For research this means looking at large groups of patients to try and find ways of predicting which treatments they are likely to respond to. It involves looking in detail at disease areas and their genetic make up. Researchers want to find out if some treatments are more likely to work in specific diseases and what particular changes to the patients genes disease and treatment brings about.
This is one step towards something referred to as personalised medicine. Personalised medicine uses genetic and other information to diagnose and treat disease. Once we have carried out research with large groups of patients, we may be able to predict response to treatments. Then we hope we will be able to tailor treatment very precisely to an individual person’s illness. The compute power to research this area is significant, projects like those being developed by Genomics England will lead the way in 2014 and will be at the forefront of releasing benefits to patients, the NHS and Life Sciences Industry to ensure that personalised medicine can be made an efficient reality. Our organisation has a role in delivering this type of research, ensuring that the appropriate researchers are available to offer their skills in this area and wherever possible offering tools to help manage the delivery of this portfolio of research delivery.
The trend for opening up data continues to be pushed across the digital world. The Life Sciences industry is keen to follow this example where ever it is safe and appropriate to do so.
Whilst obviously a controversial figure Julian Assange referenced two key principles to opening up data in a recent interview for Eric Schmidt and Jared Cohen’s book The New Digital Age. Firstly he states that human civilisation is built upon our complete intellectual record; thus the record should be as large as possible to shape our time and inform the future. Secondly he goes on to say, because different elements could seek to pervert the truth it is in everyone’s best interest to get as much information as possible into an open record that is accessible and searchable for all. In the last year we have taken great strides in opening up and linking the data we have as a networked organisation, enabling the networks to have access to a wider information set and therefore meet both of the principles above. In 2014 the challenge will be in the opening up of appropriate data to a wider audience, providing the necessary checks and balances in doing so and ensuring the appropriate use of it
Sharing our information is linked to the principles of open data but is subtly different for us. Sharing meta data or reference data is a piece of work that has been started in 2013 and will come to fruition in 2014. The delivery of services that share appropriate meta data about clinical research in England will further smooth the path to setting up research in England, facilitating smooth contact points with the life sciences industry and ensuring that data quality is improved across the global economy.

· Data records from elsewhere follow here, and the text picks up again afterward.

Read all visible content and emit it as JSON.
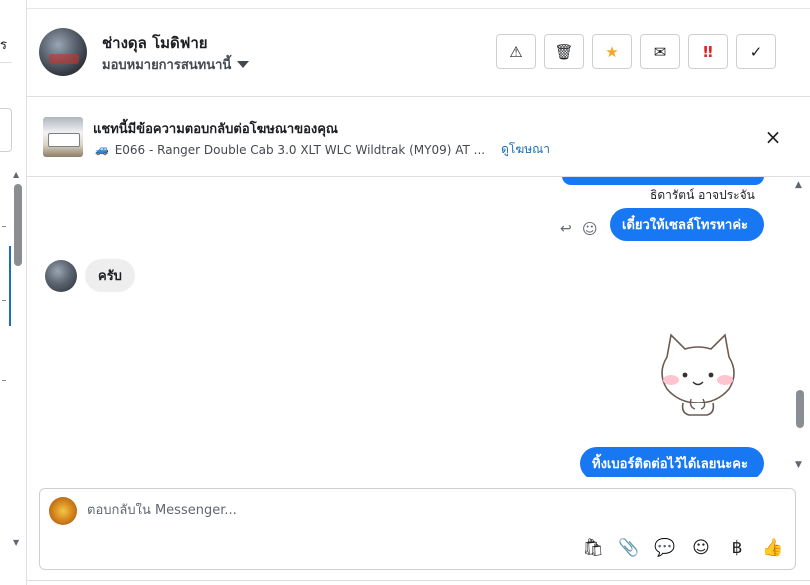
{
  "sidebar": {
    "fragment_text": "ร"
  },
  "header": {
    "contact_name": "ช่างดุล โมดิฟาย",
    "assign_label": "มอบหมายการสนทนานี้",
    "actions": [
      {
        "name": "report-button",
        "icon": "warning-icon",
        "glyph": "⚠"
      },
      {
        "name": "delete-button",
        "icon": "trash-icon",
        "glyph": "🗑"
      },
      {
        "name": "star-button",
        "icon": "star-icon",
        "glyph": "★"
      },
      {
        "name": "mark-unread-button",
        "icon": "envelope-icon",
        "glyph": "✉"
      },
      {
        "name": "spam-button",
        "icon": "double-exclamation-icon",
        "glyph": "‼"
      },
      {
        "name": "done-button",
        "icon": "check-icon",
        "glyph": "✓"
      }
    ]
  },
  "ad_banner": {
    "title": "แชทนี้มีข้อความตอบกลับต่อโฆษณาของคุณ",
    "car_icon": "🚙",
    "listing": "E066 - Ranger Double Cab 3.0 XLT WLC Wildtrak (MY09) AT ...",
    "view_ad_link": "ดูโฆษณา",
    "close_icon": "×"
  },
  "messages": {
    "sender_name": "ธิดารัตน์ อาจประจัน",
    "outgoing_1": "เดี๋ยวให้เซลล์โทรหาค่ะ",
    "incoming_1": "ครับ",
    "outgoing_2": "ทิ้งเบอร์ติดต่อไว้ได้เลยนะคะ",
    "reply_icon": "↩",
    "react_icon": "☺"
  },
  "composer": {
    "placeholder": "ตอบกลับใน Messenger...",
    "tools": [
      {
        "name": "shopping-bag-icon",
        "glyph": "🛍"
      },
      {
        "name": "paperclip-icon",
        "glyph": "📎"
      },
      {
        "name": "saved-reply-icon",
        "glyph": "💬"
      },
      {
        "name": "emoji-icon",
        "glyph": "☺"
      },
      {
        "name": "baht-icon",
        "glyph": "฿"
      },
      {
        "name": "thumbs-up-icon",
        "glyph": "👍"
      }
    ]
  },
  "colors": {
    "accent": "#1877f2",
    "star": "#f5a623",
    "spam": "#e02424",
    "link": "#1a6fb5"
  }
}
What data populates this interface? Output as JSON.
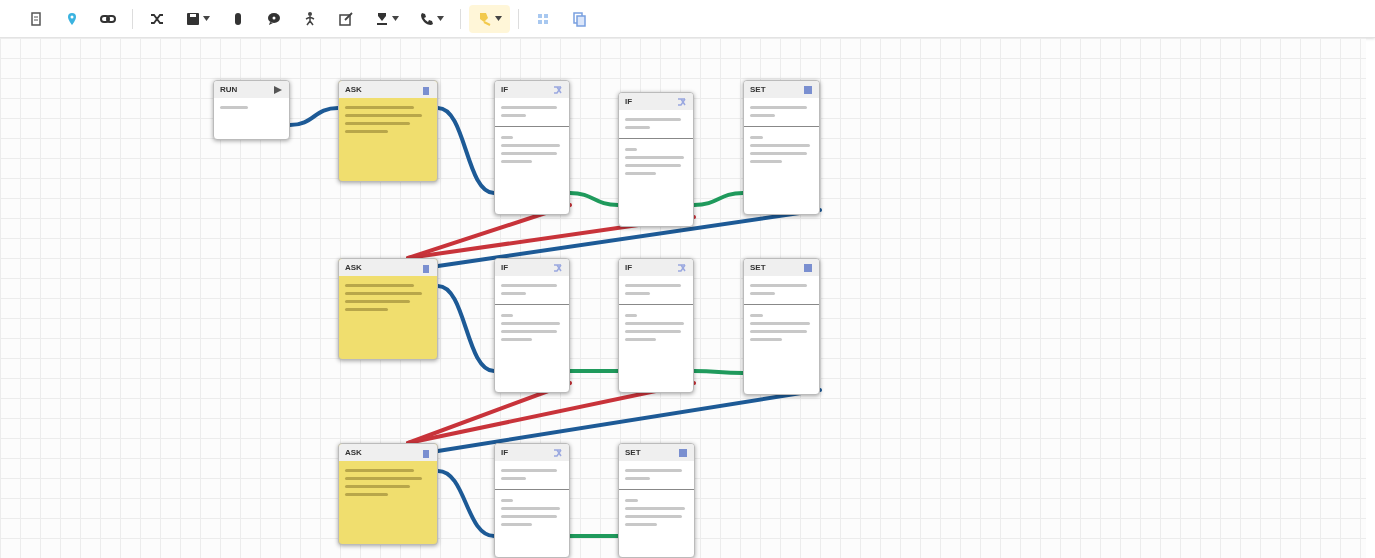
{
  "toolbar_groups": [
    {
      "items": [
        {
          "dropdown": false,
          "active": false
        },
        {
          "dropdown": false,
          "active": false
        },
        {
          "dropdown": false,
          "active": false
        }
      ]
    },
    {
      "items": [
        {
          "dropdown": false,
          "active": false
        },
        {
          "dropdown": true,
          "active": false
        },
        {
          "dropdown": false,
          "active": false
        },
        {
          "dropdown": false,
          "active": false
        },
        {
          "dropdown": false,
          "active": false
        },
        {
          "dropdown": false,
          "active": false
        },
        {
          "dropdown": true,
          "active": false
        },
        {
          "dropdown": true,
          "active": false
        }
      ]
    },
    {
      "items": [
        {
          "dropdown": true,
          "active": true
        }
      ]
    },
    {
      "items": [
        {
          "dropdown": false,
          "active": false
        },
        {
          "dropdown": false,
          "active": false
        }
      ]
    }
  ],
  "nodes": [
    {
      "kind": "run",
      "label": "RUN"
    },
    {
      "kind": "ask",
      "label": "ASK"
    },
    {
      "kind": "if",
      "label": "IF"
    },
    {
      "kind": "if",
      "label": "IF"
    },
    {
      "kind": "set",
      "label": "SET"
    },
    {
      "kind": "ask",
      "label": "ASK"
    },
    {
      "kind": "if",
      "label": "IF"
    },
    {
      "kind": "if",
      "label": "IF"
    },
    {
      "kind": "set",
      "label": "SET"
    },
    {
      "kind": "ask",
      "label": "ASK"
    },
    {
      "kind": "if",
      "label": "IF"
    },
    {
      "kind": "set",
      "label": "SET"
    }
  ],
  "edges": [
    {
      "kind": "next"
    },
    {
      "kind": "next"
    },
    {
      "kind": "yes"
    },
    {
      "kind": "yes"
    },
    {
      "kind": "no"
    },
    {
      "kind": "no"
    },
    {
      "kind": "next"
    },
    {
      "kind": "next"
    },
    {
      "kind": "yes"
    },
    {
      "kind": "yes"
    },
    {
      "kind": "no"
    },
    {
      "kind": "no"
    },
    {
      "kind": "next"
    },
    {
      "kind": "next"
    },
    {
      "kind": "yes"
    }
  ]
}
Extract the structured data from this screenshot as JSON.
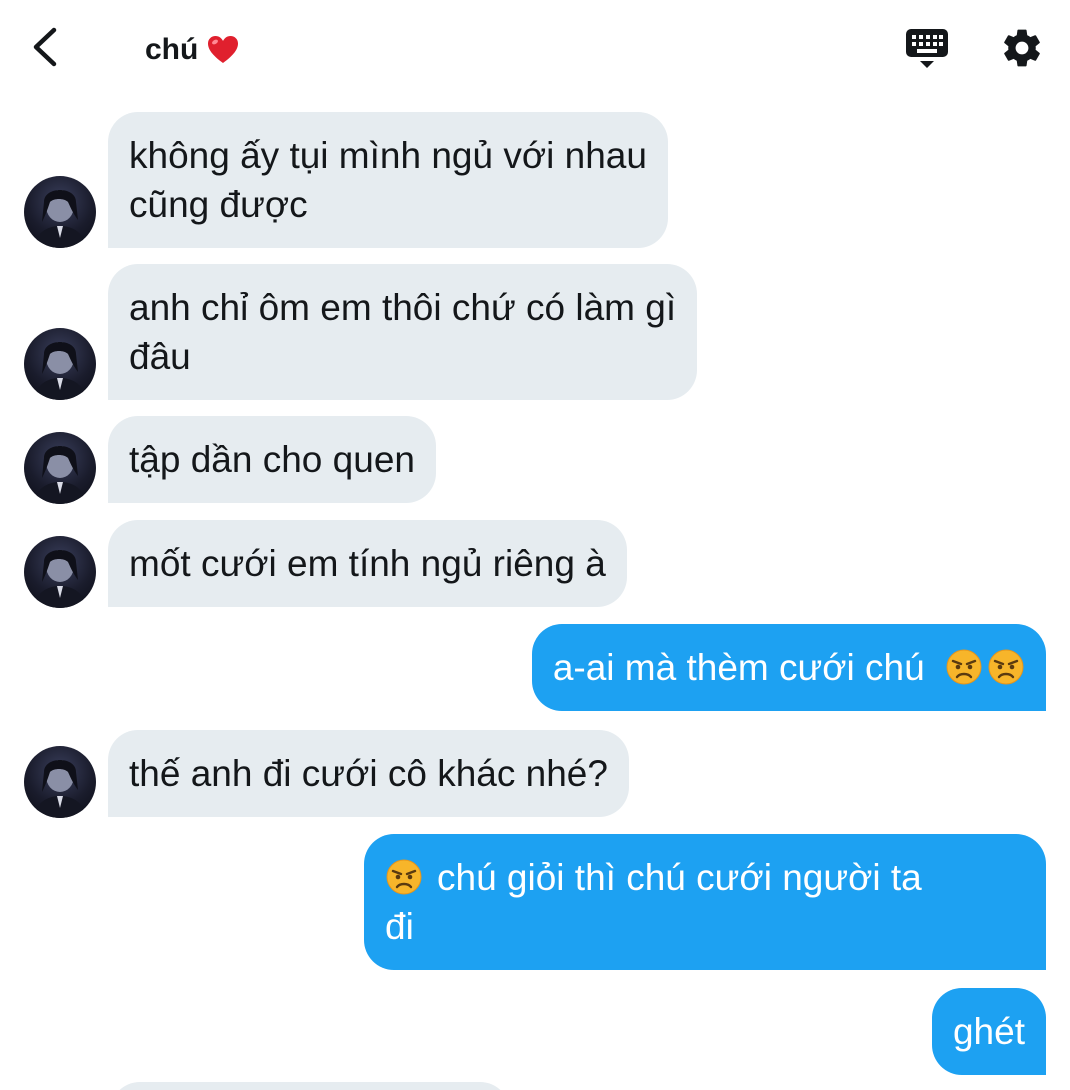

What else is on the horizon, the leap forward in operational systems and their capability is clear across our organisation, the business change this will enable is less clear but we have the understanding of what we want to get to and the right resource in place to react positively to change. I always said that Information Technology and Systems ought to be the stabilising agent to change rather than the catalyst for it, but, innovation in 2014 looks more and more likely to be the catalyst and the agent, and that innovation will ask new questions of us that we must be able to answer.
2014 is looking like another exciting year.